2012-10-19 – Christmas is the truest Sabbath I know.
I say this because I took a vacation day because I need the rest. I haven’t taken many this year and I stand to lose them on January 1. So I’m taking Fridays – like the Muslims, I guess. But it’s really ecumenical because I regularly take Saturday (like the Jews) and Sunday (like the Christians). But none of them are truly Sabbaths. Because I don’t rest.
And I won’t really rest today.
I knew this when I looked out the window this morning. We live across the street from a school. So the scene out my window was the normal bustle of children arriving for a regular school day. I knew this when I checked my email. I knew this when I talked to a business contact yesterday who urgently needed to arrange a flight to meet me in La Crosse next week where I will be on business. I told him to call me today at home.
A Sabbath isn’t like this.
Even during my religious years I didn’t have many true Sabbaths. My parents made nice Sabbath dinners for us, but we would drive, rushing to the synagogue. My grandparents made nice Sabbath lunches for us but they were a little distant from us, so there was no lingering at the table in warm fellowship. In college and lawschool, I had a few chances to experience a true Sabbath meal, but I was rarely able to recapture the feeling.
Except at Christmas.
Yeah, I do the big feast thing at Passover and Thanksgiving. But Passover is rushed by the ceremony and the usual need for guests to go home early because they work or have school the next day. The Thanksgiving magic is broken when you discover you’re missing an onion and you run to the store and encounter thousands of others looking for onions or beer and chips and salsa. It’s a football day, remember.

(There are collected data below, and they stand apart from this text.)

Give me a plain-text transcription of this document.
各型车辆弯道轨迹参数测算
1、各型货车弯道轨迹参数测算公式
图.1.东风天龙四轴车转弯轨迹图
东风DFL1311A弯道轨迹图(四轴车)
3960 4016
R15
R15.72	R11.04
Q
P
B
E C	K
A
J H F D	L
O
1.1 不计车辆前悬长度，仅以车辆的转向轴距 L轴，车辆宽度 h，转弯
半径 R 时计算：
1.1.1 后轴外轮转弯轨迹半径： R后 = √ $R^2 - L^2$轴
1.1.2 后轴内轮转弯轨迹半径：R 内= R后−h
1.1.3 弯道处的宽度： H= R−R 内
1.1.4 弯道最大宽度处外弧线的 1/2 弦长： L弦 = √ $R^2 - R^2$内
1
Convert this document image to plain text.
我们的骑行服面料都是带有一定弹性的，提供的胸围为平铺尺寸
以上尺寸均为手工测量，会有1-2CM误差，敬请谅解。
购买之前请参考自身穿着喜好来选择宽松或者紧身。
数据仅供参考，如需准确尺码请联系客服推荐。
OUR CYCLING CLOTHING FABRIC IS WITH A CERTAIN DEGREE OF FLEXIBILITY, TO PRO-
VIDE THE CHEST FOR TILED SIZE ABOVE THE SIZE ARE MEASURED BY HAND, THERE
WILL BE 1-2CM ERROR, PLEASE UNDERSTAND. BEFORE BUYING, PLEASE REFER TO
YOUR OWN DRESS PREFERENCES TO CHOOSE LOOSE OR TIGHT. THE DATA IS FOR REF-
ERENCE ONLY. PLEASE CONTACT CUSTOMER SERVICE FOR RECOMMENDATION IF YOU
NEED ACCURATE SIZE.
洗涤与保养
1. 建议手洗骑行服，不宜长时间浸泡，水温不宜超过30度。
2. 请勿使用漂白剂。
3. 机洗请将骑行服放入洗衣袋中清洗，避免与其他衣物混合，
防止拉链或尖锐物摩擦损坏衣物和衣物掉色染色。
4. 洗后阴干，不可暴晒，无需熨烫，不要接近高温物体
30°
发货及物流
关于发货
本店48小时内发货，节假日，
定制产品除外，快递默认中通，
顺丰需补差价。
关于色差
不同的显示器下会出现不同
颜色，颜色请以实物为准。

Of course, even Christmas isn’t Sabbath the whole day.
The gift-giving kinda ruins the morning for me. People talk about the smiles of little children. I don’t call them smiles. I call them leers. But once the litter of Christmas wrapping is cleaned up, I feel that I have a few hours, at least, to relax and be with my family. And when I look outside my window, there is peace.
We don’t know how to rest and relax. I don’t anyway. I try to take a moment here and there. For me they are mostly transitional and lonely.
I have my morning walk through the park. Even on a snowy day. Especially on a snowy day. Because at 5:30 AM, I am usually the first one out and my footprints are often the first in the snow. And for two blocks I am away from the streets and the traffic.
I have my train ride home from work. I get to the train early so I can decompress from the day and read a little. I’m alone when I get there, but I’m far from alone before long. Still, it’s a little quiet time. A half-hour Sabbath.
This summer, my wife Kit and I began to take long walks together several times a week. By long, I mean five to 10 miles. These were Sabbaths and not so lonely. Life has overtaken us and we haven’t been doing these for the last couple of weeks and I miss them. Maybe today or maybe tomorrow. If not, it will have to wait until I return from La Crosse.